Several of us just returned from ACM UIST 2014 where we presented some new work as part of the cemint project. One vision of the cemint project is to build applications for multimedia content manipulation and reuse that are as powerful as their analogues for text content. We are working towards this goal by exploiting two key tools. First, we want to use real-time content analysis to expose useful structure within multimedia content. Given some decomposition of the content, which can be spatial, temporal, or even semantic, we then allow users to interact with these sub-units or segments via direct manipulation. Last year, we began exploring these ideas in our work on content-based video copy and paste.
As another embodiment of these ideas, we demonstrated video text retouch at UIST last week. Our browser-based system performs real-time text detection on streamed video frames to locate both words and lines. When a user clicks on a frame, a live cursor appears next to the nearest word. At this point, users can alter text directly using the keyboard. When they do so, a video overlay is created to capture and display their edits.
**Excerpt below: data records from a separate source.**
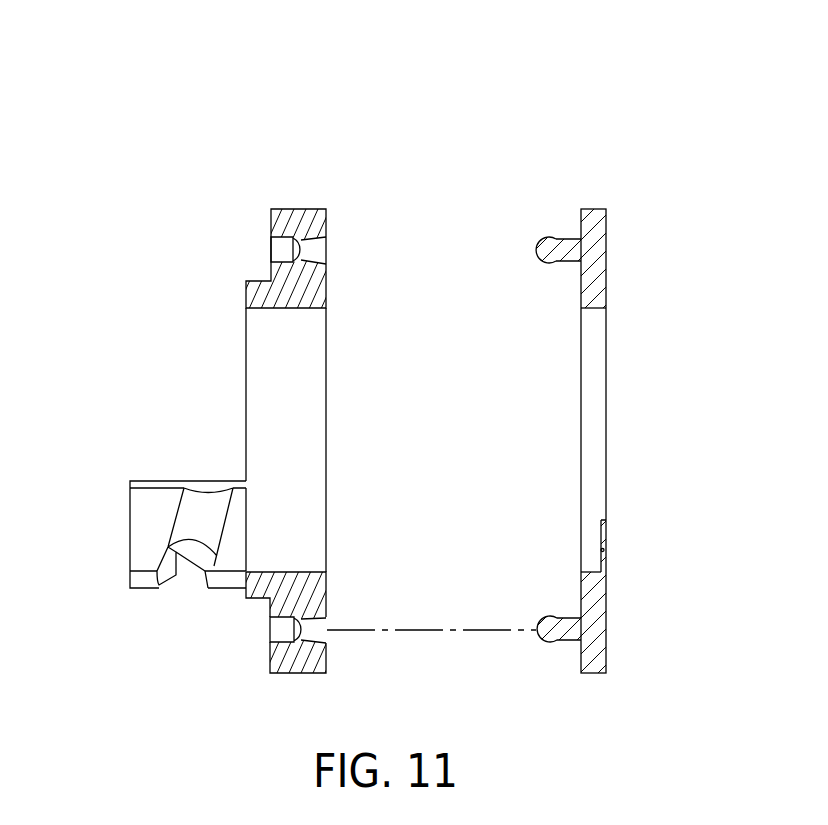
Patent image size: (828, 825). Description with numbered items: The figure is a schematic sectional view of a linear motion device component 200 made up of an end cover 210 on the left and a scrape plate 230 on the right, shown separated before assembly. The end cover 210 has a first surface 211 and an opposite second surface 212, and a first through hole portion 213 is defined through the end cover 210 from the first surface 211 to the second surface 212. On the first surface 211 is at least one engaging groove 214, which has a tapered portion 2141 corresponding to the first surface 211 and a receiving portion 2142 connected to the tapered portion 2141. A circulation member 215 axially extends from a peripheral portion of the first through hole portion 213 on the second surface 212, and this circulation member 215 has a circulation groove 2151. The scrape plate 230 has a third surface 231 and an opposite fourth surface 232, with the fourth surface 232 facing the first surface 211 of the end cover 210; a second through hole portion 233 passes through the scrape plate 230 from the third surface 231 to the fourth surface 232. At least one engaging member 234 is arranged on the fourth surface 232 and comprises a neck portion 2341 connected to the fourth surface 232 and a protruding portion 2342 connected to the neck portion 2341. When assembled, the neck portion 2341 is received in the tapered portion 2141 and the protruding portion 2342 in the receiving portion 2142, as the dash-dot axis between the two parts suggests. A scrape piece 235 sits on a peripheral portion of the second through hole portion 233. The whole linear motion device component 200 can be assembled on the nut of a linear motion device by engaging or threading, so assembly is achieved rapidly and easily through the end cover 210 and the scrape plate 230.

The linear motion device component 200 is at (103, 90).
The end cover 210 is at (283, 660).
The first surface 211 is at (336, 591).
The second surface 212 is at (260, 612).
The first through hole portion 213 is at (270, 354).
The engaging groove 214 is at (278, 223).
The tapered portion 2141 is at (314, 250).
The receiving portion 2142 is at (278, 251).
The circulation member 215 is at (207, 487).
The circulation groove 2151 is at (145, 525).
The scrape plate 230 is at (608, 655).
The third surface 231 is at (617, 608).
The fourth surface 232 is at (571, 657).
The second through hole portion 233 is at (608, 390).
The engaging member 234 is at (561, 238).
The neck portion 2341 is at (572, 250).
The protruding portion 2342 is at (550, 258).
The scrape piece 235 is at (607, 533).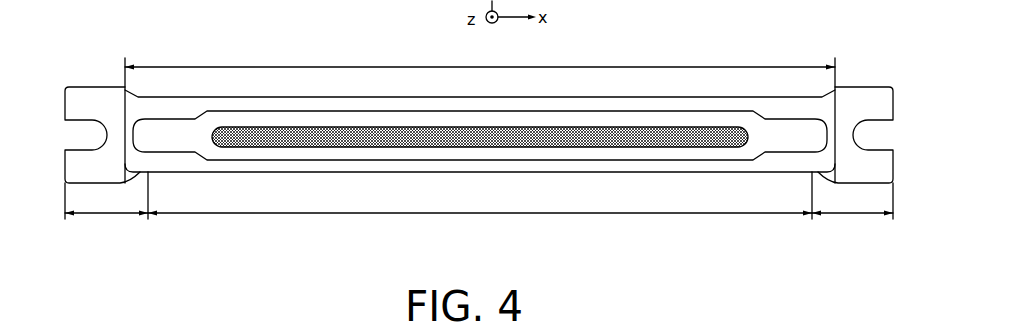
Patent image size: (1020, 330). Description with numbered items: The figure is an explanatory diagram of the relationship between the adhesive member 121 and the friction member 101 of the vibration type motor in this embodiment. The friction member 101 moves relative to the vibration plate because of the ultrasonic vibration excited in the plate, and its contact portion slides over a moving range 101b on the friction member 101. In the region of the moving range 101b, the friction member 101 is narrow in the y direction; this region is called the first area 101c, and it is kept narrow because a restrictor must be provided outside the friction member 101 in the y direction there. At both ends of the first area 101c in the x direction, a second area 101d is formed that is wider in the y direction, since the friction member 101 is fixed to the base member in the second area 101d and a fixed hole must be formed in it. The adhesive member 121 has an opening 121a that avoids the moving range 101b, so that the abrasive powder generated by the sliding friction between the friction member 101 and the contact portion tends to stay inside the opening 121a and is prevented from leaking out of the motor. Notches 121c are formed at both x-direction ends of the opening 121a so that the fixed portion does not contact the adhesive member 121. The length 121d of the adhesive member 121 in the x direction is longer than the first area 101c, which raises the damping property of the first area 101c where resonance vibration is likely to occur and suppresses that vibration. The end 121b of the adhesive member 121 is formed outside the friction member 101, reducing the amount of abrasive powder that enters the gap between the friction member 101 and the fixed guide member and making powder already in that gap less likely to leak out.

The friction member 101 is at (115, 105).
The moving range 101b is at (305, 148).
The first area 101c is at (480, 195).
The second area 101d is at (479, 201).
The adhesive member 121 is at (787, 112).
The opening 121a is at (303, 135).
The end 121b is at (265, 98).
The notches 121c is at (178, 128).
The length 121d is at (480, 109).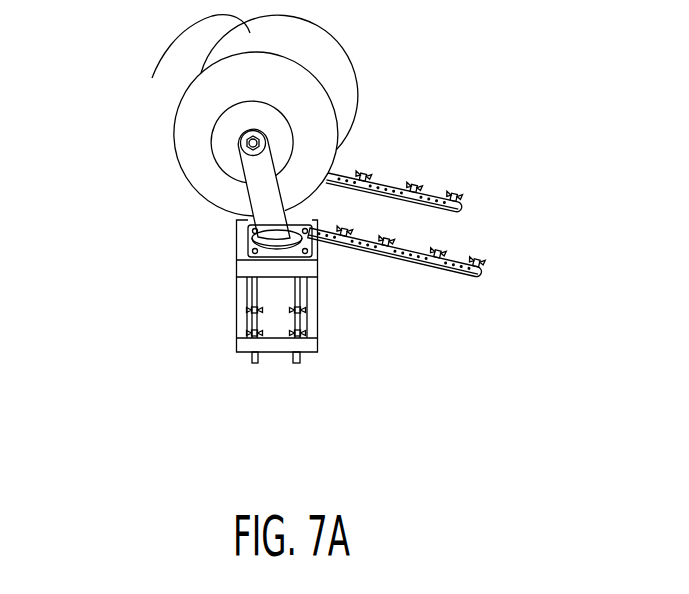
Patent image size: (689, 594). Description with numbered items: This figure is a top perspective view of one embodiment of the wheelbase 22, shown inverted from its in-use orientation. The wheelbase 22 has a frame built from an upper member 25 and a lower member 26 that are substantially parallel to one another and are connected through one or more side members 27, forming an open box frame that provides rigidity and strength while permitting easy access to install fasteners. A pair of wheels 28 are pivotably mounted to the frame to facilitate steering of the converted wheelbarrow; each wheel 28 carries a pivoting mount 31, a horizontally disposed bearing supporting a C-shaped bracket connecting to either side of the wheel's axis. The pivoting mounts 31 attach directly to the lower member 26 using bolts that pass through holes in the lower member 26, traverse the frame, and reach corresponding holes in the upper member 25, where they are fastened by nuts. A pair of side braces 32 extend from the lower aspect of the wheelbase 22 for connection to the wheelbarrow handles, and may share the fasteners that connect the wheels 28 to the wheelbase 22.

The wheelbase 22 is at (419, 80).
The upper member 25 is at (277, 345).
The lower member 26 is at (273, 270).
The side members 27 is at (242, 315).
The wheels 28 is at (185, 123).
The pivoting mounts 31 is at (257, 233).
The side braces 32 is at (377, 183).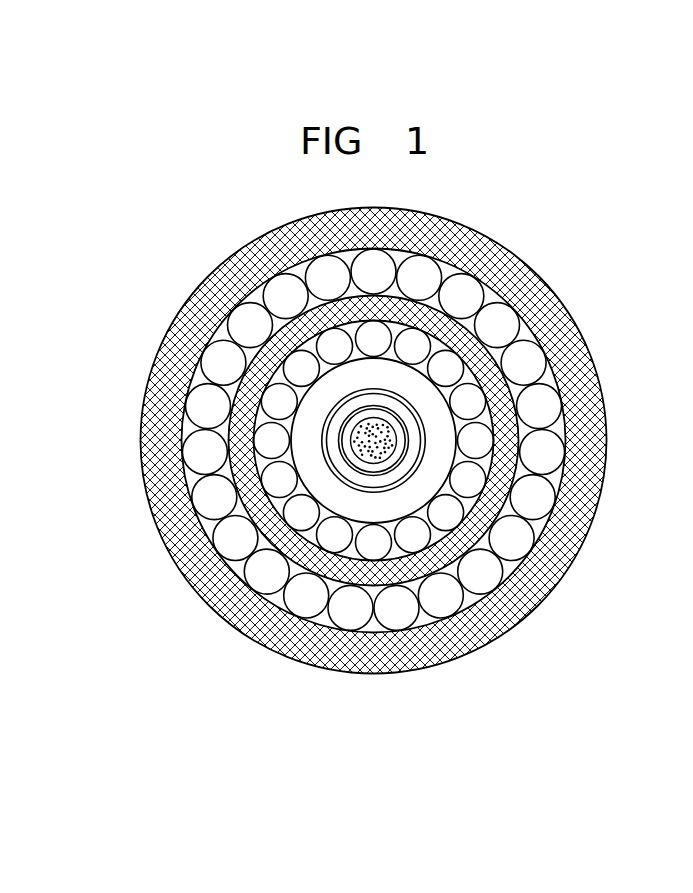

Because we perform per-frame text detection, as the position of edited text shifts vertically or horizontally in the course of the original (unedited source) video, we can track the corresponding line’s location and update the overlaid content appropriately.
By leveraging our familiarity with manipulating text, this work exemplifies the larger goal to bring interaction metaphors rooted in content creation to enhance both the consumption and reuse of live multimedia streams. We believe that integrating real-time content analysis and interaction design can help us create improved tools for multimedia content usage.